The Wi-Fi network that debuted in CenturyLink Field this season had its highest Wi-Fi traffic day last weekend, when 2.6 terabytes of data was carried during the Seattle Seahawks’ Jan. 10 playoff victory over the Carolina Panthers.
According to the Seahawks’ tech staff, 18,899 of the 68,524 fans in attendance used the Wi-Fi network at some point, with a peak concurrent user mark of 15,662. The peak bandwidth utilization of 1.4 Gbps was reached just after Cam Chancellor sealed the win with his electric 90-yard interception touchdown return, the Seahawks tech staff said.
The Wi-Fi numbers represent traffic on both of the separate Wi-Fi networks in the stadium, one of which is reserved exclusively for Verizon Wireless customers. Verizon, which has declined to comment publicly on the specifics of its partnership with the Seahawks, is believed to have bankrolled a major portion of the Wi-Fi deployment at CenturyLink. Before the Wi-Fi partnership between the Seahawks, Wi-Fi gear provider Extreme Networks and Verizon was officially announced on Oct. 29, Verizon claimed it had “added an in-stadium Wi-Fi system” at CenturyLink prior to the start of the 2014 football season, as part of a national football stadium Wi-Fi map Verizon published on Sept. 4. The Wi-Fi deployment was somewhat of a surprise, since team officials had long said they were looking at 2015 as the year they might pull the trigger on a Wi-Fi expenditure. Apparently, having available funding from Verizon helped push the project forward faster than expected; but again, we have no official confirmation or explanation of the exact fiscal participation level of all the partners involved.
For Seattle fans, having Verizon as a Wi-Fi partner has additional perks — in addition to a separate Wi-Fi network for Verizon customers, all fans at the stadium also have access to the NFL Network’s popular RedZone channel, via the new Seahawks stadium app created by YinzCam. Because of various conflicting rights contracts, RedZone isn’t available in most stadiums for fans to watch. The Seahawks also have a number of live-action and replay views available via the app; however, the stadium’s tech team did not have any metrics on fan use of the app or the number of video replays watched.Verizon’s reluctance to comment publicly on its Wi-Fi deployments is no surprise; repeated attempts and queries by MSR for interviews with Verizon executives about Wi-Fi deployments are routinely ignored by Verizon representatives, and public quotes like the one from Bobby Morrison, president for the Pacific Northwest and Alaska at Verizon Wireless, in the official press release, don’t offer any details about Verizon’s level of fiscal commitment to the CenturyLink deployment. Verizon has also declined to comment on its Wi-Fi network deployments at Ford Field in Detroit, and at the Staples Center in Los Angeles.

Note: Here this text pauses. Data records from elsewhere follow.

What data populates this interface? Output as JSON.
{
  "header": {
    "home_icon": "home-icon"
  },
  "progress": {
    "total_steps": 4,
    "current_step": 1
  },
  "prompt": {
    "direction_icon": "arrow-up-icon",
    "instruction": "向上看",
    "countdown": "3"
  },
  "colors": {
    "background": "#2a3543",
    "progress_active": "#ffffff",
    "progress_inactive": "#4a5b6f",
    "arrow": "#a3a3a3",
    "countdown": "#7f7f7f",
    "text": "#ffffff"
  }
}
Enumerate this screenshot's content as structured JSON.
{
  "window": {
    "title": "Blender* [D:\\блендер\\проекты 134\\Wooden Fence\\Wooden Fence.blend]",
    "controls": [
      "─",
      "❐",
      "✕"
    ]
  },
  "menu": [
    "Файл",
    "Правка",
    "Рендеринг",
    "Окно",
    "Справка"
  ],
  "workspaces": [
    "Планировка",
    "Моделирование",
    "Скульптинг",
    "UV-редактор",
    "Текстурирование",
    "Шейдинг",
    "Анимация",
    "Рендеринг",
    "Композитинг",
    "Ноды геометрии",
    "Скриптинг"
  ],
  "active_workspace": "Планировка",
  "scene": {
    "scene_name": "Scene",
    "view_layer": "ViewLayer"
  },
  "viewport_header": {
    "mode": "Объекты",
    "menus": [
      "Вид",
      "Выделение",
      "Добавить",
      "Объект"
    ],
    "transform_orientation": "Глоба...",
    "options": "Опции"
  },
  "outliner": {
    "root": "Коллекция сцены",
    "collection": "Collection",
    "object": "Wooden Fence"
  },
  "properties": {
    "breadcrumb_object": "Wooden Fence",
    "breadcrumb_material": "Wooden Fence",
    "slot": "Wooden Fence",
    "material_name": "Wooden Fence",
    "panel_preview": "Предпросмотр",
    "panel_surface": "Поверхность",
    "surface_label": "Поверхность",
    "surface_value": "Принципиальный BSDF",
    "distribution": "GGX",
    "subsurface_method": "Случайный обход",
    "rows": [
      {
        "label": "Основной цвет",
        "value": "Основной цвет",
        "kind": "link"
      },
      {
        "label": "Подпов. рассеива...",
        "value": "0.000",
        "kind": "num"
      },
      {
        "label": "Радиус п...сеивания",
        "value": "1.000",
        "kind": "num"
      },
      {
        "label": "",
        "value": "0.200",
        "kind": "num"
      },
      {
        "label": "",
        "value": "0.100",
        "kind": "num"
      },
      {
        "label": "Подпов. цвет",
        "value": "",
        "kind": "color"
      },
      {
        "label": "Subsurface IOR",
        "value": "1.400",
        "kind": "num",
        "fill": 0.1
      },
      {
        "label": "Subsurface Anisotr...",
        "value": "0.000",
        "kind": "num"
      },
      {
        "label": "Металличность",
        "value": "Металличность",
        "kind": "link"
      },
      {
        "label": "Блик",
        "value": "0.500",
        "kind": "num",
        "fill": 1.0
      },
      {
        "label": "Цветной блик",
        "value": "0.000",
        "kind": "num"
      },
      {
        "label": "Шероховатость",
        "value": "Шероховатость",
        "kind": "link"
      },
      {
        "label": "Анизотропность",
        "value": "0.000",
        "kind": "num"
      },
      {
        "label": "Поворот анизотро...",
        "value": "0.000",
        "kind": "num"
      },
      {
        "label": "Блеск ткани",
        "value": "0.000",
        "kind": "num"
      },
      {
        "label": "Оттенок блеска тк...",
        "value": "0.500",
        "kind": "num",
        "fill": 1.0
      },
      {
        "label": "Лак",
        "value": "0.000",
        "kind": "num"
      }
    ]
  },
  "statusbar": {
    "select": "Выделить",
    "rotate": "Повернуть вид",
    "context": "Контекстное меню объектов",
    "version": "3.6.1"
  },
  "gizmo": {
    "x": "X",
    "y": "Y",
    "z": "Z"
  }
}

Verizon executives were also conspicuously absent from a stadium-technology event centered on the Wi-Fi network earlier this week, leading some reports to omit Verizon’s considerable participation in the network’s deployment, something NFL CIO Michelle McKenna-Doyle told MSR about earlier this year.
Though no statistics were available from Verizon about the DAS deployment it also put in at CenturyLink Field this year, AT&T did share some DAS stats from CenturyLink for the Seahawks’ Dec. 14 victory over the San Francisco 49ers. During that game, AT&T customer traffic on the AT&T DAS at CenturyLink was 395 GB, according to AT&T. It will be interesting to see how much wireless traffic this weekend’s NFC championship game between the Seahawks and the Packers will generate — we’ll track down as much of it as we can to see if it compares to the 6 TB mark set at the recent College Football Playoff championship game at AT&T Stadium in Arlington, Texas.